Habib Umar -sebagaimana ulama besar lainnya- merupakan ulama yang menebar kasih sayang di mana pun beliau berada. Anda tidak akan menemukan kata-kata kotor di majelis beliau. Juga tidak akan mendapatkan kalimat dukungan pada salah satu pihak, capres misalnya. Tidak, tidak akan. Nasehat yang kerap keluar dari lisan beliau adalah tentang betapa pentingnya kasih-sayang hadir di tengah-tengah kita -muslim Indonesia khususnya-. Cakep.

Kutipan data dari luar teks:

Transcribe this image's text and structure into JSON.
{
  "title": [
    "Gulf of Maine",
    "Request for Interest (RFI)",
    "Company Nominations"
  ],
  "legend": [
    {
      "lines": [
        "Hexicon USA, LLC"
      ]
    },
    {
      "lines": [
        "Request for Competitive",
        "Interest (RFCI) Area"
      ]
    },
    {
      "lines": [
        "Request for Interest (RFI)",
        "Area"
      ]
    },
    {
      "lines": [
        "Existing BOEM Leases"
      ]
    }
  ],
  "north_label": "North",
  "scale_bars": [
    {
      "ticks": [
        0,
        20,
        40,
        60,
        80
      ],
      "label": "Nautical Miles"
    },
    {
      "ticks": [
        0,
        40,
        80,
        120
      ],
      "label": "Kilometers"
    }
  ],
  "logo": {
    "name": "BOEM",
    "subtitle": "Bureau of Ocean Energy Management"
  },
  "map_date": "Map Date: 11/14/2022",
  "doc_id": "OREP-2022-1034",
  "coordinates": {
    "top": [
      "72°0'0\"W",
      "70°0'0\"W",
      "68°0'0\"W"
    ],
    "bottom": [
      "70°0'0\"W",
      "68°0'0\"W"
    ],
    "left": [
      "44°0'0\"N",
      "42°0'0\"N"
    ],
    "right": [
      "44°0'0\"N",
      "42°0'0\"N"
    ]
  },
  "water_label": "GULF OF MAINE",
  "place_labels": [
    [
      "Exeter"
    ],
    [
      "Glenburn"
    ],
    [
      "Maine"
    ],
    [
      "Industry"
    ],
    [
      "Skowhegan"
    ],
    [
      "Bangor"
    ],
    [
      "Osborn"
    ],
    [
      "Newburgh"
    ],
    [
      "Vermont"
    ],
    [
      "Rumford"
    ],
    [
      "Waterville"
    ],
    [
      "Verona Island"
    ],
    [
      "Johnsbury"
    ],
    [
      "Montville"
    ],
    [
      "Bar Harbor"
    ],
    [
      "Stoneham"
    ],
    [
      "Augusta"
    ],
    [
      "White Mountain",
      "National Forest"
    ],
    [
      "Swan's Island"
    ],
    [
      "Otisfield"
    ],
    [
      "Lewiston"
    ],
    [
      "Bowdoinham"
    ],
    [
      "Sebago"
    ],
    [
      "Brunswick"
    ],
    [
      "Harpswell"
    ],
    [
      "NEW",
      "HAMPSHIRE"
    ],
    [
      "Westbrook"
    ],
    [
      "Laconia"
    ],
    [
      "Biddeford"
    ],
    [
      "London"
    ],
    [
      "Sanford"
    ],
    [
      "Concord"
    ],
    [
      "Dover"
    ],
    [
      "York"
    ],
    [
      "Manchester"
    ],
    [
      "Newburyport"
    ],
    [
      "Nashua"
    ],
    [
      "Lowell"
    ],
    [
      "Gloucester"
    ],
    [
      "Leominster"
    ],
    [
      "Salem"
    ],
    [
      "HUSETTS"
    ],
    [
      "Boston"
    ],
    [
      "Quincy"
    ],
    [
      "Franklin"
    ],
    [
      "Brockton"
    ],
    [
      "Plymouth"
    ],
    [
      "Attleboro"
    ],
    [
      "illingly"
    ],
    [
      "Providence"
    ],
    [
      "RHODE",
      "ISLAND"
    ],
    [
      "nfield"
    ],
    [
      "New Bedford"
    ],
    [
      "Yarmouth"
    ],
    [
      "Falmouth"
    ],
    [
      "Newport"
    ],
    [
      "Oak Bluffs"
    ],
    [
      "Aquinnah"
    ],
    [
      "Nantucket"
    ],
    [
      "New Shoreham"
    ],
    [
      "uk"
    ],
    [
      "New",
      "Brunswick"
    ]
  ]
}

Satu di antara banyak pesan yang diberikan Habib Umar dalam sebuah majelisnya:

“Tinggalkan kancah panasnya pemilu di wilayah kalian. Jadilah penyejuk dari jiwa yang berpecah belah dan gundah. Biarkan muslimin memihak pada pilihannya masing-masing. Jangan mencaci siapa pun dari calon pemimpin kalian. Dan jangan pula terlalu memuji-muji salah satunya. Tetaplah bijaksana dalam kedudukan yang menghargai semua kelompok. Jangan ternodai dengan permusuhan antara pendukung masing-masing.”

Nasehat Habib Umar ini layaknya bunga -bukan sekadar air segar yang setelah direguk lantas hilang begitu saja-. Habib menjadikan gelas pecintanya sebagai media tanam sebuah bunga kasih sayang, yang diharapkan tumbuh. Sehingga pecintanya menebar wangi dan keindahan di mana mereka berada. Baik di dunia nyata atau di dunia maya (media sosial).

Bayangkan, jika seorang pecinta bertemu dengan kekasihnya lantas diberi hadiah, apakah kemudian dia menolak dan mencampakkannya? Tentu saja tidak. Dia akan mengambil bunganya dan merawatnya sepenuh jiwa. Asyik.

Semoga, gelas -yang menjadi pot- itu tidak tumpah akibat jauhnya perjalanan, yang bagi sebagian orang ditempuh mendaki gunung lewati lembah –waduh mirip Ninja Hatori dong– . Sehingga bunga yang ada di dalamnya bisa ditanam di keluarga atau di lingkungannya, lalu tumbuh menebar wangi dan keindahan pada semesta. Semoga.

Salam rahmat dari sesama pecinta ulama.